As it was explained to me, Star Wars is high fantasy. Being a daydreaming nerd that loves video games and movies full of magic and fantastical creatures, it was no surprise that I was much more receptive to the trilogy. While my dad would complain about wizards in space with laser swords, of course I’d be all over this by comparison.

So some thoughts on watching Star Wars for the first time: I’ve always liked Mark Hamill as a voice actor and Luke Skywalker simply has a presence that most people can’t help but endear to. Harrison Ford may be super over the entire franchise and Han Solo’s overbearing insistence about Leia’s feelings for him are cringe-y to a woman who’s heard that nonsense before, but his cynicism and wit was all very welcome to me.

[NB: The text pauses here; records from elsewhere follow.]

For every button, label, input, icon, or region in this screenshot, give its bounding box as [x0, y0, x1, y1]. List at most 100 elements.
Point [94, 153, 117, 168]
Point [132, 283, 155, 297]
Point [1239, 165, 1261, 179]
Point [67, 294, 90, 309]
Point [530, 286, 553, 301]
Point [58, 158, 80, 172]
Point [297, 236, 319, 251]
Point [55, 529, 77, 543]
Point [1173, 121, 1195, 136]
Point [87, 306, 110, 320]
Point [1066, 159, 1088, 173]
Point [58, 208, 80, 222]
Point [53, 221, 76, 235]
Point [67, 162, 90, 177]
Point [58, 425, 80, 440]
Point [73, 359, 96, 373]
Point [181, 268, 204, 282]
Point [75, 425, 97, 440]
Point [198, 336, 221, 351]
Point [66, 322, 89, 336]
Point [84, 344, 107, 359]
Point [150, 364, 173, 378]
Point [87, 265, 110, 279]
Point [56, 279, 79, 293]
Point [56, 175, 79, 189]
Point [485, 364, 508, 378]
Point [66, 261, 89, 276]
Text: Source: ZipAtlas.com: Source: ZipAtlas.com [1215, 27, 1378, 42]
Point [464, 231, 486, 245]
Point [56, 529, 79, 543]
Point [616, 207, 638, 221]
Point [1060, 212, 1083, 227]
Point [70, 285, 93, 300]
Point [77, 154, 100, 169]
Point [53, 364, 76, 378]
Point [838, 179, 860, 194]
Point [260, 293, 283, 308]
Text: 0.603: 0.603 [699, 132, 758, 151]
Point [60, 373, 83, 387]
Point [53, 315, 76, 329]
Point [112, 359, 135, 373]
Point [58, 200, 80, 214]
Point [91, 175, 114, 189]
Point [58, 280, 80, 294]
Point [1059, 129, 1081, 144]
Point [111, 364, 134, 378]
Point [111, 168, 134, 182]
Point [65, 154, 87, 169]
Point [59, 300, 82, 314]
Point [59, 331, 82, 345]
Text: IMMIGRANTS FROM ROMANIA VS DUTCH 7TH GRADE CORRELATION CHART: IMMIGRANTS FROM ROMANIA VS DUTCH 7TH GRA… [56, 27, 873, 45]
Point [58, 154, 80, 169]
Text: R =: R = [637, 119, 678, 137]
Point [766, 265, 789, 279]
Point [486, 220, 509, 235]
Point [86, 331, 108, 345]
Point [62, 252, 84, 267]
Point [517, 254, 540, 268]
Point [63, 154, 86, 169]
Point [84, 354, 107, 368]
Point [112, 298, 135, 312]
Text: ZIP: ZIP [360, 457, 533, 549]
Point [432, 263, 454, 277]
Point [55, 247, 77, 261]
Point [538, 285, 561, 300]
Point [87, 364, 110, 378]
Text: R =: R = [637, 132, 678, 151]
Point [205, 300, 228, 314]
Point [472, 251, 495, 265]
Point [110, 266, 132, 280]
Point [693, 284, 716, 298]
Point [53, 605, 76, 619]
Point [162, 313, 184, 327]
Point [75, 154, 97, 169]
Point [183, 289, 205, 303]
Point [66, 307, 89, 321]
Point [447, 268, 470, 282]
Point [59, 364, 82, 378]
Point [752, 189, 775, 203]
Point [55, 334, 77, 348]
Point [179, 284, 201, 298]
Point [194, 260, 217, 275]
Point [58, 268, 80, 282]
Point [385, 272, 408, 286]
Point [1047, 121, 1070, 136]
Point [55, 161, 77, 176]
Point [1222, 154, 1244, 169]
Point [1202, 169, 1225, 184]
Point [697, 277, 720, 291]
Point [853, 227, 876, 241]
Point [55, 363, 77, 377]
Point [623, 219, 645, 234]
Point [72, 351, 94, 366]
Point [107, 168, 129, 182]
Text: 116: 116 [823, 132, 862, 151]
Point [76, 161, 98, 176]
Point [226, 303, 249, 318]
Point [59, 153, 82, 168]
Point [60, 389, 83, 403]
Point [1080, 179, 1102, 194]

Most rough situations in life are easier to look back on with a supportive sarcastic friend… although I think we all know Solo wouldn’t necessarily admit to that description. 

It was seeing Carrie Fisher’s big claim to fame as Leia that really resonated with me. Sure she’s damsel in distress, but she still pulls plenty of weight! Now I understand why my dear friend considers her one of her first female role models. I don’t think I’ll ever forget the prison break scene in A New Hope (between Carrie Fisher taking a gun from Hamill and making a new escape route and Ford torching the intercom due to “boring conversation…”)

      My understanding went beyond that case though, because after being alive more than 2 decades, I finally understood countless pop culture references. Star Wars made ripples in entertainment long before Force Awakens! (Which I decided to hold off on seeing until I watched the trilogy and examined its cultural impact.) Still stumbling behind that bandwagon though, “who shot first” and what have you.
What was most interesting about how I was finally joining the overwhelming majority of society in seeing the original trilogy was imagining what it was like to watch them when they were released. It’s oddly surreal to imagine a world where no one knows who Luke’s father really is; honestly, I got the sense that the excitement around these movies and the story they tell wasn’t dissimilar from that of the first moon landing. Stephen Colbert himself talked about how he knew, in the special preview screening he experienced before the world at large, that this piece of entertainment was going to be revolutionary to entertainment.

Now I just think it’s a shame we’re down to the Last Jedi when we just barely had the Return!

6 COMMENTS

  1. I was there there when it first came out. Star Wars was exciting in the theatre and a departure from Star Trek and 2001, which had been the standard up until that time. Star Trek had it’s own nods to mythology though. I had read the Hobbit and saw that in a way Vulcans were elves, Klingons were Orcs. Star Wars took it to a different level. The two franchises are forever different, yet the same. A phaser is far more plausible than a lightsaber but hyperspace and warp travel are more or less the same. And at the time before Revenge came out there was a lot of room to speculate. In the fist Star Wars book of the movie Darth Vader was the true villain as reflected in his thoughts while on the Death Star. If you want to get a glimpse into that time check out the fanzines of the time.